A review by evirae
A History of America in Ten Strikes by Erik Loomis

3.0

Quick Notes

This Book Was: A history of the United States through the lens of the strikes taken by workers petitioning for better workplace conditions. Included also is the self-emancipation of slaves at multiple points in history before the barbaric practice of treating people as property was abolished (and then in the following years of struggle to handle the aftrmath when slavery existed in every way but in official name.)
Discretionary/Trigger Warnings: There is some in-depth, grisly coverage of deaths and tragedies which occurred during the fight for worker safety. The repetitive nature of the book can be a bit of a drag as workers' movements fail again, and again, and again, and again...
Review In-a-Gif:


Thoughts

Loomis takes an overarching approach to covering the Labour movement in the US, and this informs readers of the many years of struggle for workers' rights. The context for these strikes is included, but the book suffers from a bit of a scattered nature.

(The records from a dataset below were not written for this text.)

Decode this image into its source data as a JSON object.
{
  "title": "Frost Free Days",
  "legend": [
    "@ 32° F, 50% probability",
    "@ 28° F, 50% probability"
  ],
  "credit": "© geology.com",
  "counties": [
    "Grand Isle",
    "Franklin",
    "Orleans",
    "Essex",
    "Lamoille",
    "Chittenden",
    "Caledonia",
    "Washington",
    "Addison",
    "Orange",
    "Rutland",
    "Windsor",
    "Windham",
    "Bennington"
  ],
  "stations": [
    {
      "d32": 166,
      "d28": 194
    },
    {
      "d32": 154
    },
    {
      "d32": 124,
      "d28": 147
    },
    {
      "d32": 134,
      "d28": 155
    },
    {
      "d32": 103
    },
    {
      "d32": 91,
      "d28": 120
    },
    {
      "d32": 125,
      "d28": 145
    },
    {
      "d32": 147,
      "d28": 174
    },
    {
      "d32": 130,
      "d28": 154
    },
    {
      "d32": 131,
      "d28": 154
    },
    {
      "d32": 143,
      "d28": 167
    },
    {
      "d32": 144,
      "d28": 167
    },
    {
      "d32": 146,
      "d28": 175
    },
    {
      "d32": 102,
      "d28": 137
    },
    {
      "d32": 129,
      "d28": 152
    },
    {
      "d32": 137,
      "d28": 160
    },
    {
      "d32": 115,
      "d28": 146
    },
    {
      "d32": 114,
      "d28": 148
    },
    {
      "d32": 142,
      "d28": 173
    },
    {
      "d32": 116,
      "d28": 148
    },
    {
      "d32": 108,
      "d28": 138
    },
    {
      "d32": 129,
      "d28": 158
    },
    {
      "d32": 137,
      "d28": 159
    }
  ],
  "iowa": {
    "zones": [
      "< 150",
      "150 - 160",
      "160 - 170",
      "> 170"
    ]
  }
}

Each chapter is said to concern a main strike followed by the context surrounding it. However, each chapter is jam-packed with a somewhat-initially-highlighted strike followed by a myriad of other events, large and small. Reading through, I found it hard to highlight main points or take notes to summarize the chapter as many union organizations, even those which had some significance, rose and fell on the same page. Attempting to keep the chapters coherent was a seemingly insurmountable project. The narrative arc needed to keep each chapter manageable just isn't there.

I think that the book has some great information, yes. I think that it covers quite a lot within its pages, and I am aware of but not bothered by its pro-worker, pro-union stance. *However*, it was incredibly tough to come away from the book with a specific set of notes to summarize, and for a book I really wanted to have "takeaways" from, this really was too muddled and scattered to do that.